3. Increase how much exercise you do
There are many ways to keep fit, but to protect your heart you need to do at least two and a half hours of moderate-intensity aerobic activity. It can be dancing, cycling or fast walking but must be a consistent amount every week. Only about one in four women in England does enough physical activity to protect her heart and if you are sitting for long periods then that too will increase your risk.
4. Lose weight if you need to
Menopause is unfortunately a time when most women do put on weight, and the current figures suggest that about six in every ten women in England are either overweight or obese.
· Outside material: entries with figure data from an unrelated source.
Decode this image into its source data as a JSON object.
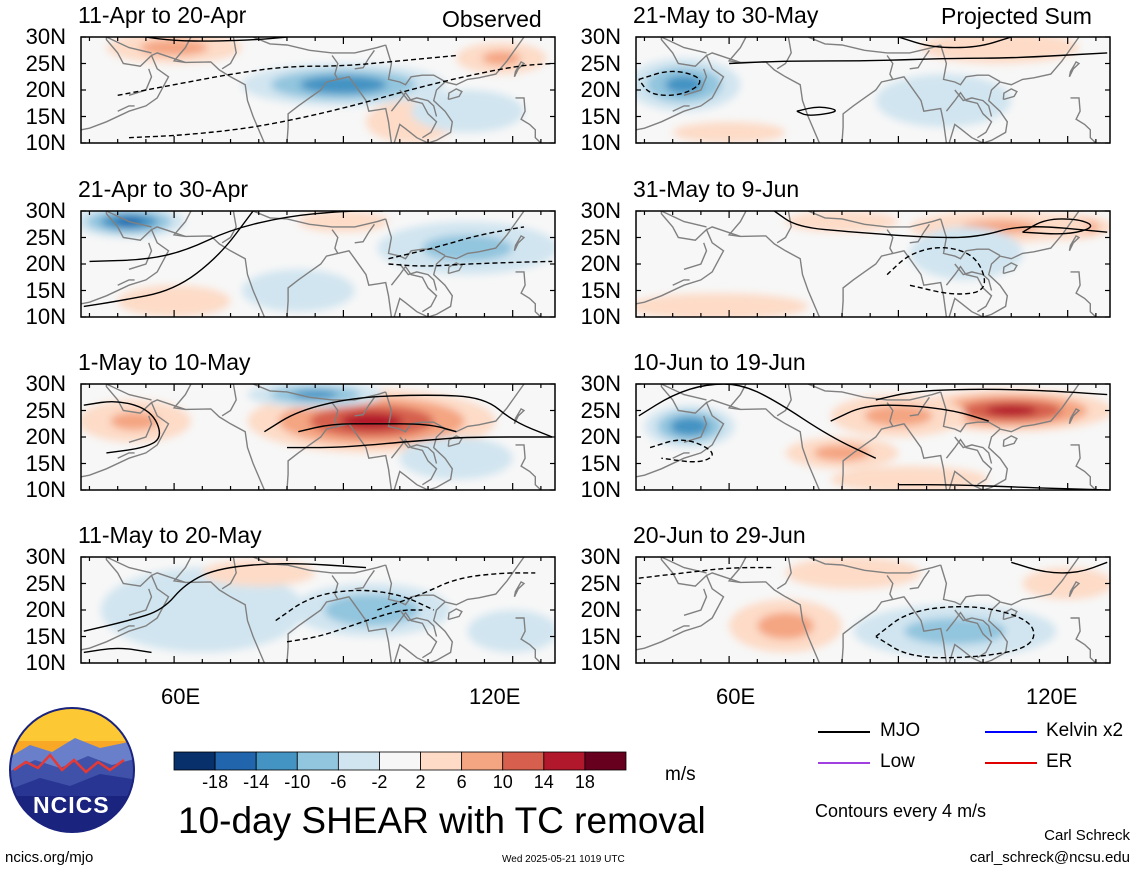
{
  "main_title": "10-day SHEAR with TC removal",
  "observed_label": "Observed",
  "projected_label": "Projected Sum",
  "panels": [
    {
      "title": "11-Apr to 20-Apr",
      "fields": [
        {
          "lon": 90,
          "lat": 21,
          "val": -12,
          "sx": 18,
          "sy": 4
        },
        {
          "lon": 60,
          "lat": 28,
          "val": 6,
          "sx": 12,
          "sy": 3
        },
        {
          "lon": 118,
          "lat": 26,
          "val": 5,
          "sx": 8,
          "sy": 3
        },
        {
          "lon": 102,
          "lat": 14,
          "val": 4,
          "sx": 8,
          "sy": 4
        },
        {
          "lon": 112,
          "lat": 16,
          "val": -3,
          "sx": 10,
          "sy": 4
        }
      ],
      "contours": [
        {
          "style": "solid",
          "lon": [
            55,
            60,
            67,
            75,
            80
          ],
          "lat": [
            30,
            29.3,
            29.2,
            29.5,
            30
          ]
        },
        {
          "style": "dashed",
          "lon": [
            50,
            60,
            70,
            80,
            90,
            100,
            110
          ],
          "lat": [
            19,
            21,
            23,
            24.5,
            24.5,
            25.5,
            26.5
          ]
        },
        {
          "style": "dashed",
          "lon": [
            52,
            62,
            75,
            90,
            105,
            120,
            127
          ],
          "lat": [
            11,
            11.5,
            13,
            16.5,
            21,
            24.5,
            25
          ]
        }
      ]
    },
    {
      "title": "21-Apr to 30-Apr",
      "fields": [
        {
          "lon": 52,
          "lat": 28,
          "val": -14,
          "sx": 10,
          "sy": 3
        },
        {
          "lon": 112,
          "lat": 23,
          "val": -6,
          "sx": 16,
          "sy": 5
        },
        {
          "lon": 90,
          "lat": 28,
          "val": 4,
          "sx": 8,
          "sy": 2
        },
        {
          "lon": 60,
          "lat": 13,
          "val": 3,
          "sx": 10,
          "sy": 3
        },
        {
          "lon": 82,
          "lat": 15,
          "val": -3,
          "sx": 10,
          "sy": 4
        }
      ],
      "contours": [
        {
          "style": "solid",
          "lon": [
            45,
            55,
            62,
            70,
            80,
            90,
            97
          ],
          "lat": [
            20.5,
            20.8,
            22.5,
            26.5,
            29,
            30,
            30
          ]
        },
        {
          "style": "solid",
          "lon": [
            44,
            50,
            60,
            68,
            74
          ],
          "lat": [
            12,
            13,
            15,
            21.5,
            30
          ]
        },
        {
          "style": "dashed",
          "lon": [
            98,
            104,
            112,
            120,
            127
          ],
          "lat": [
            20,
            19.5,
            20,
            20.3,
            20.5
          ]
        },
        {
          "style": "dashed",
          "lon": [
            98,
            106,
            114,
            122
          ],
          "lat": [
            21,
            23,
            25.5,
            27
          ]
        }
      ]
    },
    {
      "title": "1-May to 10-May",
      "fields": [
        {
          "lon": 95,
          "lat": 23,
          "val": 14,
          "sx": 22,
          "sy": 6
        },
        {
          "lon": 85,
          "lat": 28,
          "val": -10,
          "sx": 12,
          "sy": 2.5
        },
        {
          "lon": 53,
          "lat": 23,
          "val": 5,
          "sx": 10,
          "sy": 4
        },
        {
          "lon": 110,
          "lat": 16,
          "val": -3,
          "sx": 10,
          "sy": 4
        }
      ],
      "contours": [
        {
          "style": "solid",
          "lon": [
            76,
            82,
            92,
            105,
            115,
            120,
            127
          ],
          "lat": [
            21,
            25,
            27.5,
            28,
            27.5,
            23,
            20
          ]
        },
        {
          "style": "solid",
          "lon": [
            82,
            88,
            95,
            105,
            110
          ],
          "lat": [
            21,
            22.5,
            22.5,
            22.5,
            21
          ]
        },
        {
          "style": "solid",
          "lon": [
            80,
            88,
            95,
            100,
            106,
            112,
            127
          ],
          "lat": [
            18,
            18,
            18.5,
            19,
            19.5,
            20,
            20
          ]
        },
        {
          "style": "solid",
          "lon": [
            44,
            50,
            56,
            58,
            55,
            48
          ],
          "lat": [
            26,
            27,
            25,
            20,
            18,
            17
          ]
        }
      ]
    },
    {
      "title": "11-May to 20-May",
      "fields": [
        {
          "lon": 95,
          "lat": 20,
          "val": -8,
          "sx": 14,
          "sy": 5
        },
        {
          "lon": 65,
          "lat": 20,
          "val": -3,
          "sx": 18,
          "sy": 8
        },
        {
          "lon": 75,
          "lat": 27,
          "val": 4,
          "sx": 10,
          "sy": 2.5
        },
        {
          "lon": 120,
          "lat": 16,
          "val": -2,
          "sx": 8,
          "sy": 4
        }
      ],
      "contours": [
        {
          "style": "solid",
          "lon": [
            44,
            52,
            58,
            62,
            68,
            80,
            94
          ],
          "lat": [
            16,
            18,
            20,
            25,
            28,
            29,
            28
          ]
        },
        {
          "style": "solid",
          "lon": [
            44,
            50,
            56
          ],
          "lat": [
            12,
            13,
            12
          ]
        },
        {
          "style": "dashed",
          "lon": [
            78,
            84,
            92,
            100,
            106
          ],
          "lat": [
            18,
            22.5,
            24,
            23,
            20
          ]
        },
        {
          "style": "dashed",
          "lon": [
            80,
            86,
            94,
            100,
            104
          ],
          "lat": [
            14,
            15,
            18,
            20,
            20
          ]
        },
        {
          "style": "dashed",
          "lon": [
            96,
            104,
            110,
            118,
            124
          ],
          "lat": [
            20,
            23,
            26,
            27,
            27
          ]
        }
      ]
    },
    {
      "title": "21-May to 30-May",
      "fields": [
        {
          "lon": 52,
          "lat": 21,
          "val": -10,
          "sx": 10,
          "sy": 5
        },
        {
          "lon": 108,
          "lat": 28,
          "val": 4,
          "sx": 14,
          "sy": 3
        },
        {
          "lon": 98,
          "lat": 18,
          "val": -2,
          "sx": 12,
          "sy": 5
        },
        {
          "lon": 60,
          "lat": 12,
          "val": 3,
          "sx": 10,
          "sy": 2
        }
      ],
      "contours": [
        {
          "style": "solid",
          "lon": [
            60,
            70,
            85,
            100,
            110,
            127
          ],
          "lat": [
            25,
            25.5,
            25.5,
            26,
            26,
            27
          ]
        },
        {
          "style": "solid",
          "lon": [
            90,
            96,
            104,
            110
          ],
          "lat": [
            30,
            28,
            28,
            30
          ]
        },
        {
          "style": "solid",
          "lon": [
            72,
            76,
            80,
            74,
            72
          ],
          "lat": [
            16,
            17,
            16,
            15,
            16
          ]
        },
        {
          "style": "dashed",
          "lon": [
            44,
            50,
            56,
            52,
            46,
            44
          ],
          "lat": [
            22,
            24,
            22,
            19,
            19,
            22
          ]
        }
      ]
    },
    {
      "title": "31-May to 9-Jun",
      "fields": [
        {
          "lon": 118,
          "lat": 27,
          "val": 14,
          "sx": 10,
          "sy": 2.5
        },
        {
          "lon": 108,
          "lat": 27,
          "val": 5,
          "sx": 16,
          "sy": 3
        },
        {
          "lon": 80,
          "lat": 28,
          "val": 3,
          "sx": 10,
          "sy": 2
        },
        {
          "lon": 58,
          "lat": 12,
          "val": 4,
          "sx": 16,
          "sy": 2.5
        },
        {
          "lon": 102,
          "lat": 22,
          "val": -3,
          "sx": 10,
          "sy": 5
        }
      ],
      "contours": [
        {
          "style": "solid",
          "lon": [
            68,
            72,
            82,
            95,
            104,
            112,
            127
          ],
          "lat": [
            30,
            27,
            26,
            25,
            25,
            27.5,
            26
          ]
        },
        {
          "style": "solid",
          "lon": [
            112,
            116,
            122,
            125,
            120,
            112
          ],
          "lat": [
            26,
            28.5,
            28.5,
            27,
            25.5,
            26
          ]
        },
        {
          "style": "dashed",
          "lon": [
            88,
            92,
            98,
            104,
            106,
            100,
            92
          ],
          "lat": [
            18,
            22,
            23.5,
            21.5,
            15,
            14,
            16
          ]
        }
      ]
    },
    {
      "title": "10-Jun to 19-Jun",
      "fields": [
        {
          "lon": 53,
          "lat": 22,
          "val": -12,
          "sx": 8,
          "sy": 4
        },
        {
          "lon": 110,
          "lat": 25,
          "val": 14,
          "sx": 18,
          "sy": 4
        },
        {
          "lon": 90,
          "lat": 24,
          "val": 6,
          "sx": 12,
          "sy": 4
        },
        {
          "lon": 80,
          "lat": 17,
          "val": 6,
          "sx": 10,
          "sy": 3
        },
        {
          "lon": 92,
          "lat": 12,
          "val": 3,
          "sx": 14,
          "sy": 2.5
        }
      ],
      "contours": [
        {
          "style": "solid",
          "lon": [
            44,
            50,
            56,
            62,
            68,
            78,
            86
          ],
          "lat": [
            24,
            28,
            30,
            30,
            27,
            20,
            16
          ]
        },
        {
          "style": "solid",
          "lon": [
            86,
            92,
            100,
            110,
            120,
            127
          ],
          "lat": [
            27,
            28.5,
            29,
            29,
            28.5,
            28
          ]
        },
        {
          "style": "solid",
          "lon": [
            78,
            84,
            92,
            100,
            106
          ],
          "lat": [
            23,
            26,
            26,
            25,
            23
          ]
        },
        {
          "style": "solid",
          "lon": [
            90,
            100,
            112,
            127
          ],
          "lat": [
            11,
            11,
            10.5,
            10
          ]
        },
        {
          "style": "dashed",
          "lon": [
            46,
            52,
            58,
            55,
            48
          ],
          "lat": [
            18,
            20,
            17,
            15,
            16
          ]
        }
      ]
    },
    {
      "title": "20-Jun to 29-Jun",
      "fields": [
        {
          "lon": 103,
          "lat": 15,
          "val": -14,
          "sx": 10,
          "sy": 3
        },
        {
          "lon": 100,
          "lat": 16,
          "val": -6,
          "sx": 18,
          "sy": 5
        },
        {
          "lon": 70,
          "lat": 17,
          "val": 6,
          "sx": 10,
          "sy": 5
        },
        {
          "lon": 82,
          "lat": 27,
          "val": 4,
          "sx": 12,
          "sy": 3
        },
        {
          "lon": 120,
          "lat": 25,
          "val": 3,
          "sx": 8,
          "sy": 3
        }
      ],
      "contours": [
        {
          "style": "solid",
          "lon": [
            110,
            116,
            122,
            127
          ],
          "lat": [
            29,
            27,
            27,
            29
          ]
        },
        {
          "style": "dashed",
          "lon": [
            44,
            52,
            60,
            68
          ],
          "lat": [
            26,
            27,
            28,
            28
          ]
        },
        {
          "style": "dashed",
          "lon": [
            86,
            92,
            104,
            114,
            114,
            104,
            92,
            86
          ],
          "lat": [
            15,
            20,
            21,
            18,
            13,
            11,
            11,
            15
          ]
        }
      ]
    }
  ],
  "lat_labels": [
    "30N",
    "25N",
    "20N",
    "15N",
    "10N"
  ],
  "lon_labels": [
    "60E",
    "120E"
  ],
  "colorbar": {
    "colors": [
      "#08306b",
      "#2166ac",
      "#4393c3",
      "#92c5de",
      "#d1e5f0",
      "#f7f7f7",
      "#fddbc7",
      "#f4a582",
      "#d6604d",
      "#b2182b",
      "#67001f"
    ],
    "ticks": [
      "-18",
      "-14",
      "-10",
      "-6",
      "-2",
      "2",
      "6",
      "10",
      "14",
      "18"
    ],
    "units": "m/s"
  },
  "legend": [
    {
      "label": "MJO",
      "color": "#000000"
    },
    {
      "label": "Kelvin x2",
      "color": "#0000ff"
    },
    {
      "label": "Low",
      "color": "#a040e0"
    },
    {
      "label": "ER",
      "color": "#e00000"
    }
  ],
  "contour_note": "Contours every 4 m/s",
  "author": "Carl Schreck",
  "email": "carl_schreck@ncsu.edu",
  "site": "ncics.org/mjo",
  "timestamp": "Wed 2025-05-21 1019 UTC",
  "logo_text": "NCICS"
}
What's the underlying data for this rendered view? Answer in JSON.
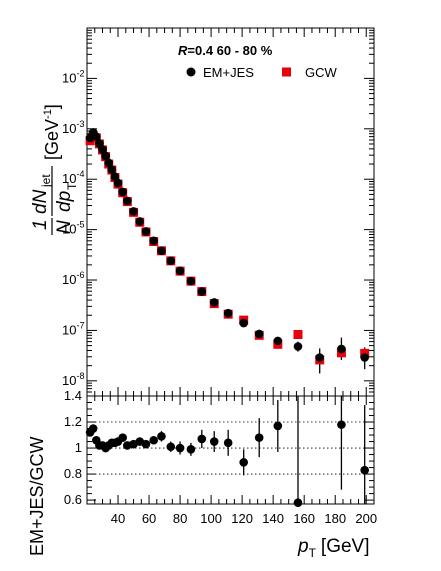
{
  "chart_data": [
    {
      "type": "scatter",
      "title": "R=0.4  60 - 80 %",
      "ylabel": "1/N dN_jet/dp_T [GeV^-1]",
      "ylabel_parts": {
        "one": "1",
        "N": "N",
        "dN": "dN",
        "jet": "jet",
        "dp": "dp",
        "T": "T",
        "unit": "[GeV",
        "unit_exp": "-1",
        "unit_close": "]"
      },
      "xlabel": "p_T [GeV]",
      "xlim": [
        20,
        205
      ],
      "ylim": [
        5e-09,
        0.1
      ],
      "y_scale": "log",
      "y_tick_labels": [
        {
          "base": "10",
          "exp": "-8",
          "value": 1e-08
        },
        {
          "base": "10",
          "exp": "-7",
          "value": 1e-07
        },
        {
          "base": "10",
          "exp": "-6",
          "value": 1e-06
        },
        {
          "base": "10",
          "exp": "-5",
          "value": 1e-05
        },
        {
          "base": "10",
          "exp": "-4",
          "value": 0.0001
        },
        {
          "base": "10",
          "exp": "-3",
          "value": 0.001
        },
        {
          "base": "10",
          "exp": "-2",
          "value": 0.01
        }
      ],
      "legend_placement": "top-right",
      "series": [
        {
          "name": "EM+JES",
          "marker": "circle",
          "color": "#000000",
          "x": [
            22,
            24,
            26,
            28,
            30,
            32,
            34,
            36,
            38,
            40,
            43,
            46,
            50,
            54,
            58,
            63,
            68,
            74,
            80,
            87,
            94,
            102,
            111,
            121,
            131,
            143,
            156,
            170,
            184,
            199
          ],
          "y": [
            0.00066,
            0.00085,
            0.0007,
            0.00051,
            0.00039,
            0.00029,
            0.00021,
            0.000155,
            0.000112,
            8.4e-05,
            5.6e-05,
            3.7e-05,
            2.3e-05,
            1.45e-05,
            9.2e-06,
            6e-06,
            3.8e-06,
            2.4e-06,
            1.52e-06,
            9.5e-07,
            5.9e-07,
            3.6e-07,
            2.2e-07,
            1.4e-07,
            8.5e-08,
            6.2e-08,
            4.8e-08,
            2.9e-08,
            4.3e-08,
            2.9e-08
          ]
        },
        {
          "name": "GCW",
          "marker": "square",
          "color": "#e8000b",
          "x": [
            22,
            24,
            26,
            28,
            30,
            32,
            34,
            36,
            38,
            40,
            43,
            46,
            50,
            54,
            58,
            63,
            68,
            74,
            80,
            87,
            94,
            102,
            111,
            121,
            131,
            143,
            156,
            170,
            184,
            199
          ],
          "y": [
            0.00058,
            0.00073,
            0.00066,
            0.0005,
            0.00038,
            0.00028,
            0.0002,
            0.000152,
            0.000108,
            8e-05,
            5.4e-05,
            3.6e-05,
            2.2e-05,
            1.4e-05,
            9e-06,
            5.8e-06,
            3.8e-06,
            2.4e-06,
            1.5e-06,
            9.5e-07,
            5.9e-07,
            3.4e-07,
            2.1e-07,
            1.6e-07,
            8e-08,
            5.3e-08,
            8.3e-08,
            2.6e-08,
            3.6e-08,
            3.5e-08
          ]
        }
      ],
      "y_error_series": "EM+JES",
      "y_errors": [
        {
          "x": 131,
          "lo": 7.6e-08,
          "hi": 9.6e-08
        },
        {
          "x": 143,
          "lo": 5.3e-08,
          "hi": 7.2e-08
        },
        {
          "x": 156,
          "lo": 3.8e-08,
          "hi": 6e-08
        },
        {
          "x": 170,
          "lo": 1.4e-08,
          "hi": 4.4e-08
        },
        {
          "x": 184,
          "lo": 2.6e-08,
          "hi": 7.2e-08
        },
        {
          "x": 199,
          "lo": 1.7e-08,
          "hi": 4.6e-08
        }
      ]
    },
    {
      "type": "scatter",
      "ylabel": "EM+JES/GCW",
      "xlabel": "p_T [GeV]",
      "xlim": [
        20,
        205
      ],
      "ylim": [
        0.57,
        1.4
      ],
      "x_tick_labels": [
        "40",
        "60",
        "80",
        "100",
        "120",
        "140",
        "160",
        "180",
        "200"
      ],
      "x_tick_values": [
        40,
        60,
        80,
        100,
        120,
        140,
        160,
        180,
        200
      ],
      "y_tick_labels": [
        "0.6",
        "0.8",
        "1",
        "1.2",
        "1.4"
      ],
      "y_tick_values": [
        0.6,
        0.8,
        1.0,
        1.2,
        1.4
      ],
      "grid": "dotted horizontal at 0.8, 1.0, 1.2",
      "series": [
        {
          "name": "EM+JES/GCW",
          "x": [
            22,
            24,
            26,
            28,
            30,
            32,
            34,
            36,
            38,
            40,
            43,
            46,
            50,
            54,
            58,
            63,
            68,
            74,
            80,
            87,
            94,
            102,
            111,
            121,
            131,
            143,
            156,
            184,
            199
          ],
          "y": [
            1.12,
            1.15,
            1.06,
            1.02,
            1.02,
            1.0,
            1.02,
            1.04,
            1.04,
            1.05,
            1.08,
            1.02,
            1.03,
            1.05,
            1.03,
            1.06,
            1.09,
            1.01,
            1.0,
            0.99,
            1.07,
            1.05,
            1.04,
            0.89,
            1.08,
            1.17,
            0.58,
            1.18,
            0.83
          ],
          "err_lo": [
            0.02,
            0.02,
            0.02,
            0.02,
            0.02,
            0.02,
            0.02,
            0.02,
            0.02,
            0.02,
            0.02,
            0.02,
            0.02,
            0.02,
            0.02,
            0.02,
            0.04,
            0.04,
            0.05,
            0.05,
            0.07,
            0.08,
            0.1,
            0.1,
            0.15,
            0.2,
            0.2,
            0.5,
            0.5
          ],
          "err_hi": [
            0.02,
            0.02,
            0.02,
            0.02,
            0.02,
            0.02,
            0.02,
            0.02,
            0.02,
            0.02,
            0.02,
            0.02,
            0.02,
            0.02,
            0.02,
            0.02,
            0.04,
            0.04,
            0.05,
            0.05,
            0.07,
            0.08,
            0.1,
            0.1,
            0.15,
            0.2,
            0.85,
            0.45,
            0.5
          ]
        }
      ]
    }
  ],
  "legend": {
    "title_R": "R",
    "title_rest": "=0.4  60 - 80 %",
    "items": [
      {
        "label": "EM+JES",
        "marker": "circle",
        "color": "#000000"
      },
      {
        "label": "GCW",
        "marker": "square",
        "color": "#e8000b"
      }
    ]
  },
  "x_title": {
    "p": "p",
    "sub": "T",
    "unit": "[GeV]"
  },
  "ratio_title": "EM+JES/GCW"
}
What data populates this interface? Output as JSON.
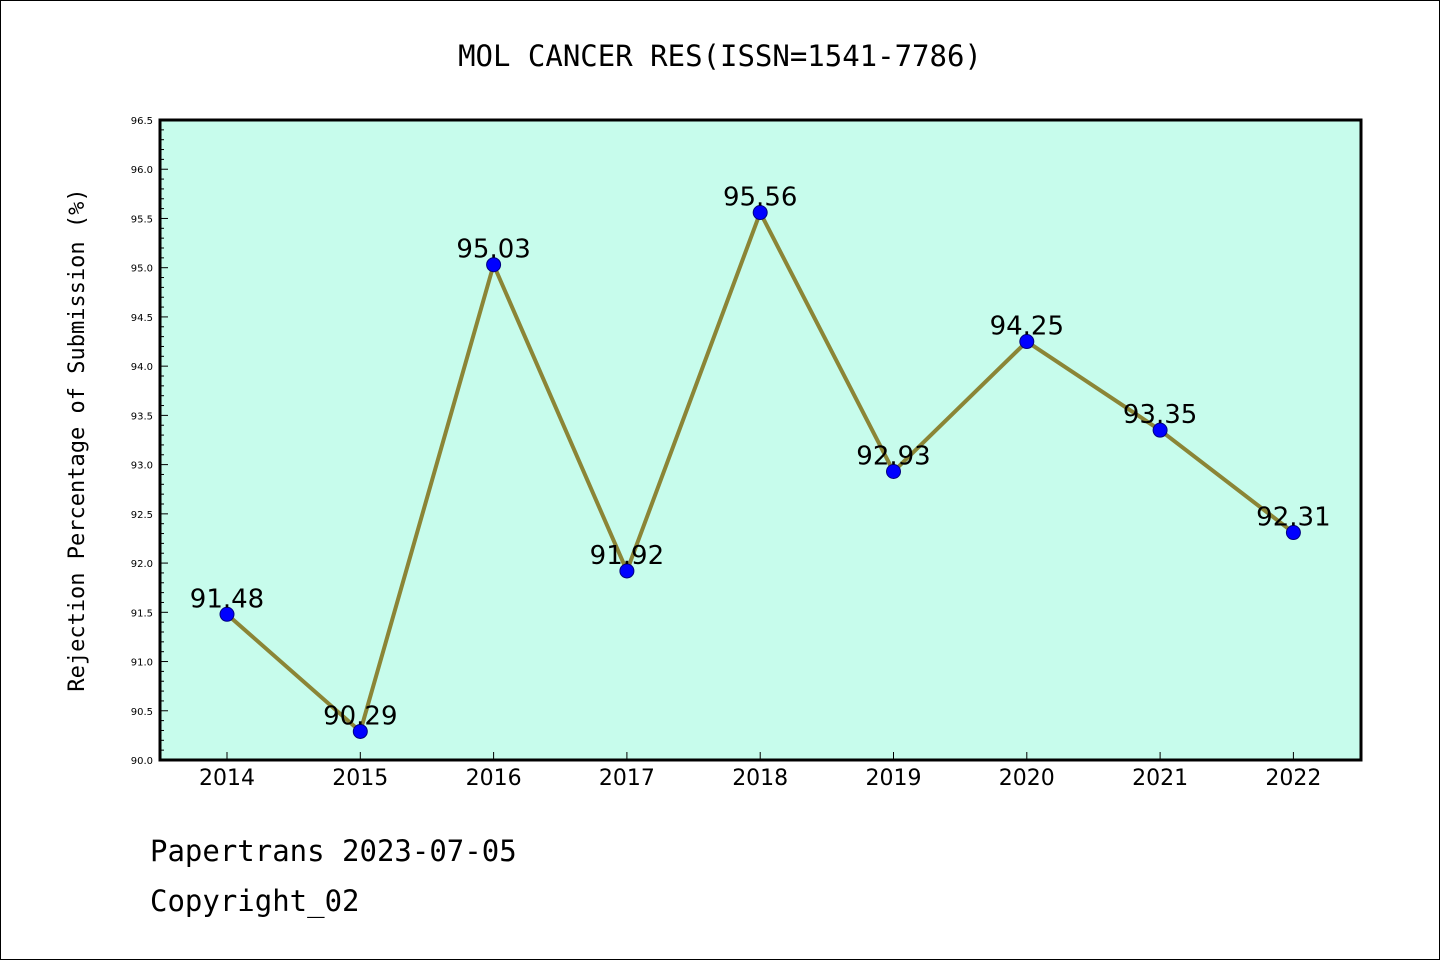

This puts a strain on your heart, and you’re more likely to have high blood pressure and high cholesterol, which also increase the risk of heart disease.
5. Are you a pear or an apple?
It’s not an idle question as many women in the 40-60 age group are apple shaped, where excess weight settles around your waist. This puts you at higher risk of heart disease than being pear shaped, where excess weight is concentrated on the hips. Get the tape measure out and aim for a healthy waistline of less than 80cm (31.5 inches).
6. Drink moderately
A glass of red wine a day is recommended for heart health, but that refers to a ‘little’ amount. Heart healthy drinking for women is one or two units of alcohol a day and any more than this increases your risk of heart disease. Too much alcohol, or binge-drinking, can damage the heart muscle leading to abnormal heart rhythms or heart failure.
7. Have a balanced diet
Keep it natural, and simple, and your body will thank you. Eat at least one-third of your food uncooked (raw), increase fresh vegetables and incorporate naturally fermented foods into your diet, such as cultured vegetables and dairy, which help build healthy gut flora. Two danger ingredients for increased risk of heart disease are salt and saturated fat so keep them within healthy limits and avoid processed foods where possible.
8. Don’t rely on HRT to protect you from heart disease
This advice comes from the NHS UK website as research now suggests that – unlike previous claims – HRT isn’t heart protective and, as with all drug treatments, there are side effects. Bioidentical HRT carries no such risks and has no side effects so if your doctor is taking you off HRT look at the alternatives.
9. Manage your stress
Stress affects so many areas of both your physical and emotional health, but some studies have suggested that stress can contribute to heart disease. There are many simple ways to relax from meditation to yoga or simply talking to a friend or going for a walk.
10. Balance your hormones
At menopause as the hormone balance changes and oestrogen production becomes dominant as progesterone levels fall, then there is an increased risk of heart disease linked to oestrogen dominance. Progesterone is protective of the heart so to lower your risk make sure you have oestrogen dominance under control and good progesterone levels to balance it.